A representative for the group said by email that the collective brought their work here at the invitation of Chestnut Hill-based developer WS Development.
“It’s always been a dream of ours to be able to construct something in America, and a few years ago we did a little record store in Sweden which apparently caught the eyes of a company called WS Development,” they said.
A spokesperson for WS Development confirmed the partnership and said that additional miniature installations can be found in several other locations owned and operated by the company.
In all, there are 10 tiny street scenes at five of the company’s propertiesall tucked away in sidewalk-level spaces for people to discover.
“We’re incredibly excited to bring the magical mini-worlds of AnonyMouse to our properties,” Naseem Niaraki, vice president, group creative director for WS Development, said in a statement. “The attention to detail and craft in each art installation is simply breathtaking — we encourage you to get low and take a peek in to experience the micro-scale of this visionary artist collective.”
AnonyMouse started in Sweden around 2016 as a “creative outlet” for its members, which they cheekily call “a loosely connected network of mice and men.”
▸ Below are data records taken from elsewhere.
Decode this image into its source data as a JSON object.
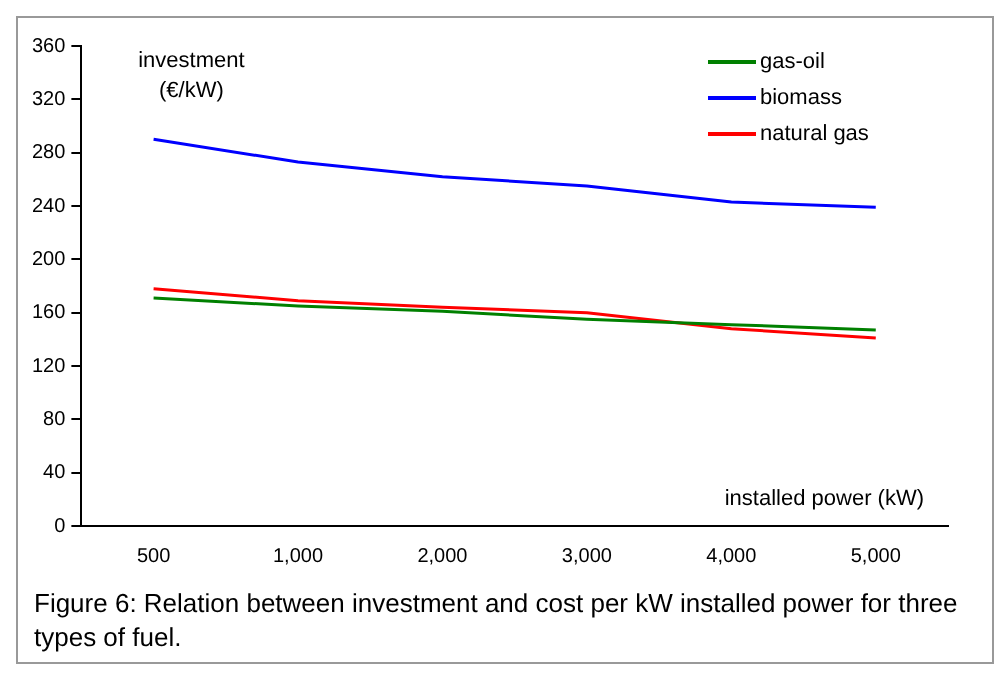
{
  "chart_data": {
    "type": "line",
    "xlabel": "installed power (kW)",
    "ylabel": "investment\n(€/kW)",
    "categories": [
      "500",
      "1,000",
      "2,000",
      "3,000",
      "4,000",
      "5,000"
    ],
    "series": [
      {
        "name": "gas-oil",
        "color": "#008000",
        "values": [
          171,
          165,
          161,
          155,
          151,
          147
        ]
      },
      {
        "name": "biomass",
        "color": "#0000ff",
        "values": [
          290,
          273,
          262,
          255,
          243,
          239
        ]
      },
      {
        "name": "natural gas",
        "color": "#ff0000",
        "values": [
          178,
          169,
          164,
          160,
          148,
          141
        ]
      }
    ],
    "ylim": [
      0,
      360
    ],
    "yticks": [
      0,
      40,
      80,
      120,
      160,
      200,
      240,
      280,
      320,
      360
    ],
    "grid": false,
    "legend": "top right",
    "marker": "none",
    "annotations": [
      "Figure 6: Relation between investment and cost per kW installed power for three types of fuel."
    ]
  }
}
“We wanted to make something that, if we were still kids we would find charming if we passed it on the street,” the group said. “In this project we like to imagine a world — slightly out of sight — where small animals live quite like we do, but recycle things that we have lost or thrown away.”
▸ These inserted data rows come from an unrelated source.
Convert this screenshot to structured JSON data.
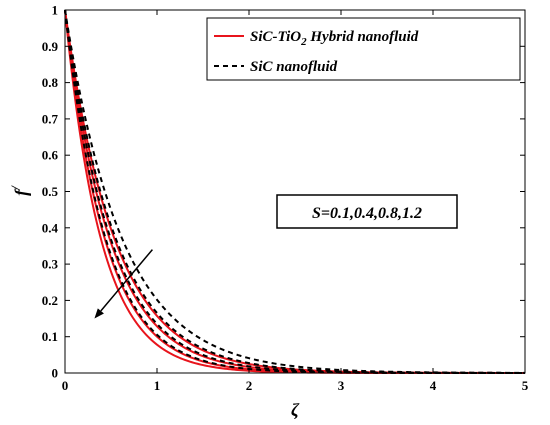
{
  "chart_data": {
    "type": "line",
    "title": "",
    "xlabel": "ζ",
    "ylabel_base": "f",
    "ylabel_sup": "/",
    "xlim": [
      0,
      5
    ],
    "ylim": [
      0,
      1
    ],
    "x_ticks": [
      "0",
      "1",
      "2",
      "3",
      "4",
      "5"
    ],
    "y_ticks": [
      "0",
      "0.1",
      "0.2",
      "0.3",
      "0.4",
      "0.5",
      "0.6",
      "0.7",
      "0.8",
      "0.9",
      "1"
    ],
    "grid": false,
    "legend_position": "top-right",
    "legend": [
      {
        "parts": [
          {
            "text": "SiC-TiO",
            "sub": false
          },
          {
            "text": "2",
            "sub": true
          },
          {
            "text": " Hybrid nanofluid",
            "sub": false
          }
        ],
        "color": "#e8141c",
        "dash": "solid"
      },
      {
        "parts": [
          {
            "text": "SiC nanofluid",
            "sub": false
          }
        ],
        "color": "#000000",
        "dash": "dashed"
      }
    ],
    "annotation": {
      "text": "S=0.1,0.4,0.8,1.2"
    },
    "arrow": {
      "from": [
        0.95,
        0.34
      ],
      "to": [
        0.32,
        0.15
      ]
    },
    "parameter_values": [
      0.1,
      0.4,
      0.8,
      1.2
    ],
    "series": [
      {
        "group": "hybrid",
        "parameter": 0.1,
        "color": "#e8141c",
        "dash": "solid",
        "decay_rate": 1.85
      },
      {
        "group": "hybrid",
        "parameter": 0.4,
        "color": "#e8141c",
        "dash": "solid",
        "decay_rate": 2.05
      },
      {
        "group": "hybrid",
        "parameter": 0.8,
        "color": "#e8141c",
        "dash": "solid",
        "decay_rate": 2.3
      },
      {
        "group": "hybrid",
        "parameter": 1.2,
        "color": "#e8141c",
        "dash": "solid",
        "decay_rate": 2.55
      },
      {
        "group": "nanofluid",
        "parameter": 0.1,
        "color": "#000000",
        "dash": "dashed",
        "decay_rate": 1.6
      },
      {
        "group": "nanofluid",
        "parameter": 0.4,
        "color": "#000000",
        "dash": "dashed",
        "decay_rate": 1.8
      },
      {
        "group": "nanofluid",
        "parameter": 0.8,
        "color": "#000000",
        "dash": "dashed",
        "decay_rate": 2.0
      },
      {
        "group": "nanofluid",
        "parameter": 1.2,
        "color": "#000000",
        "dash": "dashed",
        "decay_rate": 2.25
      }
    ]
  }
}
The project also seeks to demonstrate the importance of shared space and the allure of public art.
“In essence it’s about spreading a little bit of everyday magic to people who happen to stumble upon [our work],” they said. “We are trying to wake up your imagination … And we’re happy if people just stop for a minute and walk away with a little sense of childhood magic.”
Members of the group, who have since “left town,” said it can take about a month to create a single piece of artwork, given its fine detail.
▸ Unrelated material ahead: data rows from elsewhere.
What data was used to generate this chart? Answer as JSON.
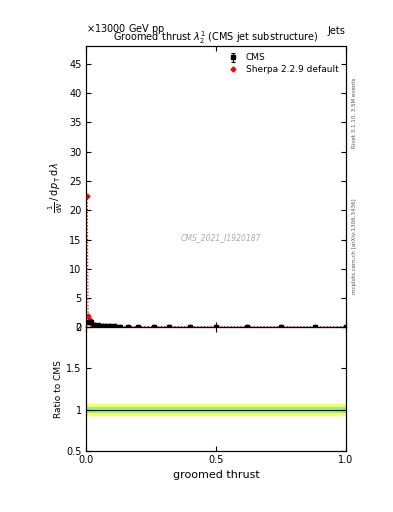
{
  "title": "Groomed thrust $\\lambda_2^1$ (CMS jet substructure)",
  "top_left_label": "\\u00d713000 GeV pp",
  "top_right_label": "Jets",
  "right_label_top": "Rivet 3.1.10, 3.5M events",
  "right_label_bottom": "mcplots.cern.ch [arXiv:1306.3436]",
  "watermark": "CMS_2021_I1920187",
  "xlabel": "groomed thrust",
  "ylabel_main_lines": [
    "1",
    "mathrm{d}N / mathrm{d} p_T mathrm{d} lambda"
  ],
  "ylabel_ratio": "Ratio to CMS",
  "ylim_main": [
    0,
    48
  ],
  "ylim_ratio": [
    0.5,
    2.0
  ],
  "xlim": [
    0,
    1
  ],
  "cms_x": [
    0.006,
    0.018,
    0.03,
    0.043,
    0.055,
    0.068,
    0.08,
    0.092,
    0.105,
    0.117,
    0.13,
    0.16,
    0.2,
    0.26,
    0.32,
    0.4,
    0.5,
    0.62,
    0.75,
    0.88,
    1.0
  ],
  "cms_y": [
    1.0,
    0.9,
    0.5,
    0.4,
    0.3,
    0.25,
    0.2,
    0.18,
    0.17,
    0.16,
    0.15,
    0.14,
    0.13,
    0.13,
    0.12,
    0.12,
    0.12,
    0.11,
    0.11,
    0.11,
    0.12
  ],
  "cms_yerr": [
    0.08,
    0.06,
    0.05,
    0.04,
    0.03,
    0.02,
    0.015,
    0.012,
    0.01,
    0.01,
    0.01,
    0.01,
    0.01,
    0.01,
    0.01,
    0.01,
    0.01,
    0.01,
    0.01,
    0.01,
    0.01
  ],
  "sherpa_x": [
    0.003,
    0.006,
    0.012,
    0.018,
    0.025,
    0.032,
    0.04,
    0.05,
    0.062,
    0.075,
    0.09,
    0.11,
    0.13,
    0.16,
    0.2,
    0.26,
    0.32,
    0.4,
    0.5,
    0.62,
    0.75,
    0.88,
    1.0
  ],
  "sherpa_y": [
    22.5,
    2.0,
    1.2,
    0.7,
    0.5,
    0.4,
    0.3,
    0.25,
    0.22,
    0.2,
    0.18,
    0.17,
    0.16,
    0.15,
    0.14,
    0.13,
    0.13,
    0.12,
    0.12,
    0.11,
    0.11,
    0.11,
    0.12
  ],
  "yticks_main": [
    0,
    5,
    10,
    15,
    20,
    25,
    30,
    35,
    40,
    45
  ],
  "yticks_ratio": [
    0.5,
    1.0,
    1.5,
    2.0
  ],
  "xticks": [
    0.0,
    0.5,
    1.0
  ],
  "ratio_green_band": [
    0.97,
    1.03
  ],
  "ratio_yellow_band": [
    0.93,
    1.07
  ],
  "cms_color": "#000000",
  "sherpa_color": "#ff0000",
  "background_color": "#ffffff",
  "grid_color": "#cccccc"
}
First, someone has to visit prospective locations to take “all kinds of measurements.” Then they return to the group’s headquarters in Sweden, where an unknown — at least to the public — number of artists work to create the intricate scenery.
“We are an ever-changing number of artists (the precise number we’d like to keep a secret due to the nature of the whole project),” the group said. “And once they’re done we try to install them in the middle of the night.”
That’s how employees at a clothing store next to the display in the Seaport District learned about the miniature mouse shop and museum last week. On Thursday, a tarp covered part of a wall next to the store, the employees said. Maybe the building developers were doing some touch-up work, they thought.
But the next day, there it was — a store where a mouse could pick up a copy of “Squeak” magazine or the “Boston Mouseanger,” a teeny newspaper folded on a shelf inside the display.
Next door to the market, a rodent might peruse the art gallery, where two empty picture frames (a sly allusion to the Isabella Stewart Gardner Museum?) hang on the wallpapered walls and two golden animal statues are on display.
“So many people have stopped to look at it,” said one of the employees. “They crouch down to snap photos, and to get views of inside. It’s very cute.”
It’s quite a sight to see. You might just stop short.